William Wei by Amie Barrodale, 2011
The magic trick:
A revenge story that never makes its revenge clear
Seven years before “Cat Person,” there was “William Wei.” Are they related? I think so; I see it.
But am I completely missing the point here or misreading the whole thing? Always possible, if not likely. So read on with a grain of salt.
The man at the center of this story is disconnected from a world where he considers other people’s feelings, needs, or maybe even existence. We meet him at the start of the story, chuckling with police about a naked girl leaving his apartment.
Now it’s important to note the entire story is told in this weird, vague haze. It plays like a drug story – and there are drugs involved – but I read the haze as being more down to the man’s detached, oblivious selfishness. He can’t find his way to logic in this strange story because he’s too far gone into his own concerns.
So then he meets a woman on the phone. There are a lot of ways to interpret her and what happens. But I really do see it as what amounts to a revenge story.
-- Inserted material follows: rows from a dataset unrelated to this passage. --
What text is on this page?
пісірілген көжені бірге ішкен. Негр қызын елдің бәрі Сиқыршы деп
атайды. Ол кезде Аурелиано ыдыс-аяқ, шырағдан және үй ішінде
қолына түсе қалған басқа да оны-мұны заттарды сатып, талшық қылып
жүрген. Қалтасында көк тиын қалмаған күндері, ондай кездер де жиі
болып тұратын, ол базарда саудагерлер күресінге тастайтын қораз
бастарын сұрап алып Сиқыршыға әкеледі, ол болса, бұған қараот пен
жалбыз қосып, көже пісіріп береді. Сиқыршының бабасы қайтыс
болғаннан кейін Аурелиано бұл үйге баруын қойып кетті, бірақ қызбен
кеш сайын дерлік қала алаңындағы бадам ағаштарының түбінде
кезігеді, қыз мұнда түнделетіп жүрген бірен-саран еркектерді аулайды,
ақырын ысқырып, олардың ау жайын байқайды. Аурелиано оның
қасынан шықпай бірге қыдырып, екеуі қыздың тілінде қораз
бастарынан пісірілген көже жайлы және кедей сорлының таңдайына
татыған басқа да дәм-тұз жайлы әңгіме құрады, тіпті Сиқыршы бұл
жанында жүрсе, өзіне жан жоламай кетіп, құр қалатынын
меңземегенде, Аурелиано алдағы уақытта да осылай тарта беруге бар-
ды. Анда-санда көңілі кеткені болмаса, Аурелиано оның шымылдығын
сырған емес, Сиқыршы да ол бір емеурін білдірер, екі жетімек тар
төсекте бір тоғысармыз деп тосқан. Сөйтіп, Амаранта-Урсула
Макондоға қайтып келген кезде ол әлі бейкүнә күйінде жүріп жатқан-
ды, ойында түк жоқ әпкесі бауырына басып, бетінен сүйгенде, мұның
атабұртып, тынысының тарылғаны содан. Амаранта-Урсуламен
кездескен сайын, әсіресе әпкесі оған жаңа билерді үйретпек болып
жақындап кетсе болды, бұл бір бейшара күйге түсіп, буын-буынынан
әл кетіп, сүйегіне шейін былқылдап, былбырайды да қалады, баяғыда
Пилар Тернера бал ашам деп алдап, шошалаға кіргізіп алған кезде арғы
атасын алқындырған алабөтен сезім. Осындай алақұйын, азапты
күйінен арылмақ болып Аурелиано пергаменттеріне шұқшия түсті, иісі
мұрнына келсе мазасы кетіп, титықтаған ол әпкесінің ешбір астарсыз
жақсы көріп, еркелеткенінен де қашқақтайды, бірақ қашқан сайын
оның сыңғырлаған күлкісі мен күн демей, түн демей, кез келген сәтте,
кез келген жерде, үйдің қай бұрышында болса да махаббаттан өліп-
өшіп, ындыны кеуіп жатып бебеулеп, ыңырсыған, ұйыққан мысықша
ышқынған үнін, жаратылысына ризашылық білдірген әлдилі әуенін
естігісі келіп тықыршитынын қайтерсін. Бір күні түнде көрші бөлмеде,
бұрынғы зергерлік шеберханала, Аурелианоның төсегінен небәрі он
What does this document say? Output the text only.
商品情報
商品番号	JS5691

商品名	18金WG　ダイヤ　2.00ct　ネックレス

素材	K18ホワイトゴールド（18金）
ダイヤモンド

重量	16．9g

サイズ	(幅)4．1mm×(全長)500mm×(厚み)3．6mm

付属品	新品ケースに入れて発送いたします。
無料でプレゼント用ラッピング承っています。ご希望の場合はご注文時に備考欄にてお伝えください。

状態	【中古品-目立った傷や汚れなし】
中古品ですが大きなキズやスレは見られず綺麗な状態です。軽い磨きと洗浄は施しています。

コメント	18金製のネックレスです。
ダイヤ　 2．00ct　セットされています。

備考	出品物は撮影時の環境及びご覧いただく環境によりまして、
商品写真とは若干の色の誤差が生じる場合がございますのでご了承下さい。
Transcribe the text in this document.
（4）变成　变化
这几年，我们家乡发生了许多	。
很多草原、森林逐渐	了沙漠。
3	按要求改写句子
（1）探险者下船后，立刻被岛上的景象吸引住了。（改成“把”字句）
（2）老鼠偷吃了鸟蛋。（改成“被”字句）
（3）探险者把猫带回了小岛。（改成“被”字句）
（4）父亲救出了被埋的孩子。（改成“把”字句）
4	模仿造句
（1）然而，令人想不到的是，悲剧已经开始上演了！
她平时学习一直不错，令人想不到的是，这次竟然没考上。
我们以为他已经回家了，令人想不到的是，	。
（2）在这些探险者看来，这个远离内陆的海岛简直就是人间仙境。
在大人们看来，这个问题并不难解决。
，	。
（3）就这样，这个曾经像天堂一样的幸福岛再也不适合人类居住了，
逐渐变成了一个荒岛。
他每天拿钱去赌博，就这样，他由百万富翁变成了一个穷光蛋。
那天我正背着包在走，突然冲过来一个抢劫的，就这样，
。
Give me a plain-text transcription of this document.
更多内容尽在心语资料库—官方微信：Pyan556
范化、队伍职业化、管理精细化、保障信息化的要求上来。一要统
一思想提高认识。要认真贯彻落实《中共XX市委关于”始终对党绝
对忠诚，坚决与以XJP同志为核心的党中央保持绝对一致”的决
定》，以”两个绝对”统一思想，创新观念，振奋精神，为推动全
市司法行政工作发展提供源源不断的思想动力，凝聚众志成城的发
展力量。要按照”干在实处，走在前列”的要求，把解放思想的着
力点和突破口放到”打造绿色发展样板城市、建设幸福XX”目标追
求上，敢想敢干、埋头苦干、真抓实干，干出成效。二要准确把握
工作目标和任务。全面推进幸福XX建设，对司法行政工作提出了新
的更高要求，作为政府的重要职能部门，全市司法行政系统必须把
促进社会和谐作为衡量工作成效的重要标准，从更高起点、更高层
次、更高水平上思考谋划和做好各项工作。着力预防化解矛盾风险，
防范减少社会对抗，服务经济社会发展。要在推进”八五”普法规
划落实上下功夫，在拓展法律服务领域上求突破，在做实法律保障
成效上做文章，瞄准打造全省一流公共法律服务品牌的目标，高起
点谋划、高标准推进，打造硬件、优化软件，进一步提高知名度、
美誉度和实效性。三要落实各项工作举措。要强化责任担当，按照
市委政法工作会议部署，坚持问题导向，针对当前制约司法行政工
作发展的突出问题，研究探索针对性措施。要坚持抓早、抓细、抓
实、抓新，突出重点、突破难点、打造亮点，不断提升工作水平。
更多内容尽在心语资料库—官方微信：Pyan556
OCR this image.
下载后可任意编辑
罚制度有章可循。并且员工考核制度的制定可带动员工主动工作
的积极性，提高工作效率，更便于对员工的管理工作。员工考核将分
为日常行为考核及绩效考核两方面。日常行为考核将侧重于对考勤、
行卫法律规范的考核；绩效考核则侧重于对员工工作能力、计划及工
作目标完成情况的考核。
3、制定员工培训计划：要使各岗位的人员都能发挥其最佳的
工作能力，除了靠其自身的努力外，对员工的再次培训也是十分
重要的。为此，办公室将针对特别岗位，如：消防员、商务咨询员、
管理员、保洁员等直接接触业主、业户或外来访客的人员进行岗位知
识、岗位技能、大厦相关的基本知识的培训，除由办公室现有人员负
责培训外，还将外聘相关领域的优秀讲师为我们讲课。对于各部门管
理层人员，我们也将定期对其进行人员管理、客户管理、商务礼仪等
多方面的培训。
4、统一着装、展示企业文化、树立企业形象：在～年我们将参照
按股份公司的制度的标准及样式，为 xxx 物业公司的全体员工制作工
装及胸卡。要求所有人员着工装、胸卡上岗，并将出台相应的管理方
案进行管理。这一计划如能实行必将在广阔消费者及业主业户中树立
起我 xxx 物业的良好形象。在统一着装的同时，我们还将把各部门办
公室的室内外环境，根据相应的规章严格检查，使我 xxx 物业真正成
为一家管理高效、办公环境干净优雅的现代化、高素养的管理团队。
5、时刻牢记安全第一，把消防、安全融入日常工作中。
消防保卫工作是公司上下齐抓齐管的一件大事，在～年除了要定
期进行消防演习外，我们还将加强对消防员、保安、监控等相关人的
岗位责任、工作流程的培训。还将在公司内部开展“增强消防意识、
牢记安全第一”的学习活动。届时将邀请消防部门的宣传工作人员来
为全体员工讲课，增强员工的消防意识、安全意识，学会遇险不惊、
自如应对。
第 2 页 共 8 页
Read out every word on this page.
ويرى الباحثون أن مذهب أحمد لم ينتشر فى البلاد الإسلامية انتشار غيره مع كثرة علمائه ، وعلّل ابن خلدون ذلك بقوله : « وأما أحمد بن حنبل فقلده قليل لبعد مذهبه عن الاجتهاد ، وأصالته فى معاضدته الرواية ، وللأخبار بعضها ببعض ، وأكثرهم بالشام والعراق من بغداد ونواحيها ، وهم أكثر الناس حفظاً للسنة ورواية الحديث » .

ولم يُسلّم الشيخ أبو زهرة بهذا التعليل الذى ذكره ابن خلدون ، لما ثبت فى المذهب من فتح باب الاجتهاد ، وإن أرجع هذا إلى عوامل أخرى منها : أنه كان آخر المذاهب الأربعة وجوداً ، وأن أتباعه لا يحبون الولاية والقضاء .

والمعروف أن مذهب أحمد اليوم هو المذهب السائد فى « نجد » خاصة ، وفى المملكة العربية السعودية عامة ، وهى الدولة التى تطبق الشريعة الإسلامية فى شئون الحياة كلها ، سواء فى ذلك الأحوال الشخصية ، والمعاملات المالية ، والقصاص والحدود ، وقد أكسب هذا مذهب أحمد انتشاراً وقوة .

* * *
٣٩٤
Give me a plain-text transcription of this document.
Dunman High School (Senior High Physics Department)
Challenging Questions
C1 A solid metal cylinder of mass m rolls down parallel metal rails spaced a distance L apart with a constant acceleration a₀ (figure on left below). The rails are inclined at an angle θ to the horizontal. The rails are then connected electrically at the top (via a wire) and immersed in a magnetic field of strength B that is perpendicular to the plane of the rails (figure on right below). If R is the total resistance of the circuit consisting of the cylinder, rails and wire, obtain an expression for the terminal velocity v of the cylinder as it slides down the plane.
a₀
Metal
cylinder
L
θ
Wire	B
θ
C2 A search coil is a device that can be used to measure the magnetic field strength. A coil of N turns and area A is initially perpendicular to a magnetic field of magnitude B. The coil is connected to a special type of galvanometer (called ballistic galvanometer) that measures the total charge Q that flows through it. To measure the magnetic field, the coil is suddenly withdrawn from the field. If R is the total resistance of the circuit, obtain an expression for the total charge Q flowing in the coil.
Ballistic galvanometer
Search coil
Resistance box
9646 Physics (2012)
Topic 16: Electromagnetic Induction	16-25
The revenge isn’t as simple or clearly portrayed as a Tarantino revenge movie. But it’s there. It’s happening.
And that’s quite a trick on Barrodale’s part.
The selection:
I once brought a girl home because I liked her shoes. That was the only thing I noticed about her. I live in a really small apartment. A lot of my clothes end up piled on my mattress or draped over the open door of the microwave. I guess the girl with the pink high heels woke up in the middle of the night and didn’t remember where she was. She went out naked in the hall and closed the door behind her. She said that she had asked me, and I told her that was the way to the bathroom, to go out the front door. I don’t remember doing that. I remember I woke up with the cops in my house, asking me if I knew this girl. I said of course, she was the girl with the pink high heels. They thought that was really funny.